There are occasionally times when the weather models at quite close range, 12 hours or even less, fail to simulate accurately areas of precipitation over the UK. This can be an issue if rainfall is heavy and persistent, thus requiring a weather warning for the hazards it may bring. But even more so if the precipitation falls as snow and causes widespread disruption which wasn’t warned with much advance notice.
Today was a good example of this. The 00z model runs this morning, run at midnight last night, generally failed to predict the extensiveness of rainfall across southern England this morning and early afternoon.
Comparing with the actual rainfall falling at 12 noon today, 03z UKV was way off with little rain across SE England, 00z ECMWF and 00z AROME only had rain across the far SE i.e. south and east of London. GFS best of a bad bunch but still not far enough north and west.
Actual rainfall at noon Tuesday 14th November 2023 from the Netweather radar
03z UKV and 00z AROME below, 00z ECMWF and GFS below that for noon today
It appears there is a ‘blind spot’ in simulating rainfall on the on the northwestern side of a frontal wave that was running east through the English Channel – which was better simulated by models in terms of rainfall.
A shortwave trough was following the frontal wave from the west and it appears the models struggled with breaking out convection and eventually more extensive heavy rainfall that developed and moved east across southern England, some of it convectively-driven.
Another example was back in January 2021, when the UKV again performed badly with northward extent with an area of snowfall. It was too far south compared to the radar for the same time frame.
Weather apps would have been rather useless for southern England this morning, as they are based on weather models that were probably predicting a drier morning and early afternoon across many locations away from southern coastal areas.
There has been large advances in the reliability of weather models in predicting the weather up to 10 days at least and sometimes beyond, not thanks to increases in computing power compared to the 1980s, when the failure of the Met Office to forecast the Great Storm of October 1987 led to fundamental changes in UK weather forecasting. Following the storm, an internal Met Office enquiry was carried out, scrutinised by two independent assessors which identified changes that should be made to improve forecasts.
In the 1980s, the Met Office supercomputer was capable of 200 million calculations per second, increasing to 1 trillion per second by 1997. Today, the met Office supercomputer can do 16,000 trillion calculations per second. It has 460,000 cores (Central Processing Units, or CPUs). It weighs 110 tonnes - as much as nine double decker buses!
This increase in computing power over the years has allowed the weather models to not only become higher in resolution - but to be run more frequently.

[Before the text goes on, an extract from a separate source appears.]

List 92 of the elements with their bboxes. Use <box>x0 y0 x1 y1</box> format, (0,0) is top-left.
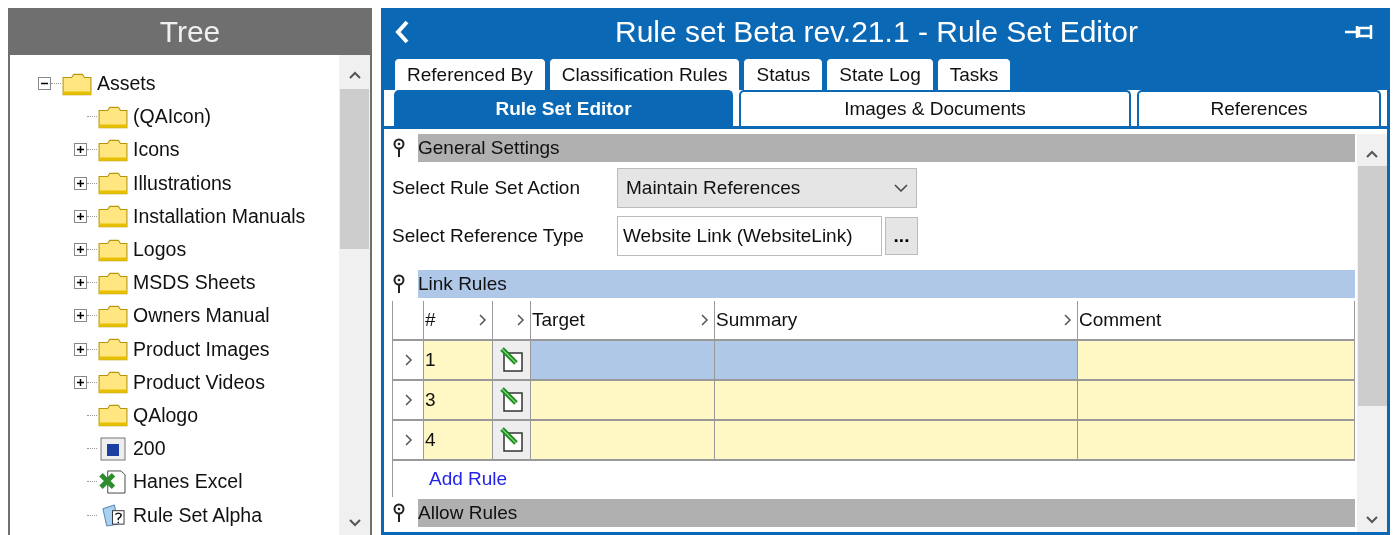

In October 1987, the detailed forecast that focused on the UK ran just twice a day. Today it is run four times a day and at a much higher resolution, allowing more local detail to feature in forecasts.
However, today’s example and the snow event in January 2021 shows the limitations of even high-resolution models, particularly the Met Office’s UKV, in getting the position and extent of rainfall or snowfall correct and we aren’t talking 10-20 miles, we’re talking over 80 miles out. Which is not useful if warnings are to be issued in good time to allow people to change plans or make preparations.
The newest development in global weather models uses Artificial Intelligence. This newly developed global weather model bases its predictions on the past 40 years of weather data, rather than on detailed physics calculations. The simple, data-based A.I. model can simulate a year’s weather around the globe much more quickly and almost as well as traditional weather models, by taking similar repeated steps from one forecast to the next. These data-driven forecasts are produced by machine-learning-based forecasting models.
Machine learning is essentially doing a glorified version of pattern recognition. It sees a typical pattern, recognises how it usually evolves and decides what to do based on the examples it has seen in the past 40 years of data.
But, as the two examples I’ve shown show, even at short range the models can be inaccurate with rainfall extent less than 12 hours ahead. This tends to be more evident with thunderstorms in summer, as models can perform poorly with simulating convection, particularly in warm moist plumes that destabilise in the mid-levels. But it’s a good reason to nowcast using the Netweather radar for an hour or so ahead to see if rain / snow is moving your direction, rather than using relying on weather apps. There is a 'future radar' that allows you to look a few hours ahead of where rainfall may move and/or develop basedon current radar.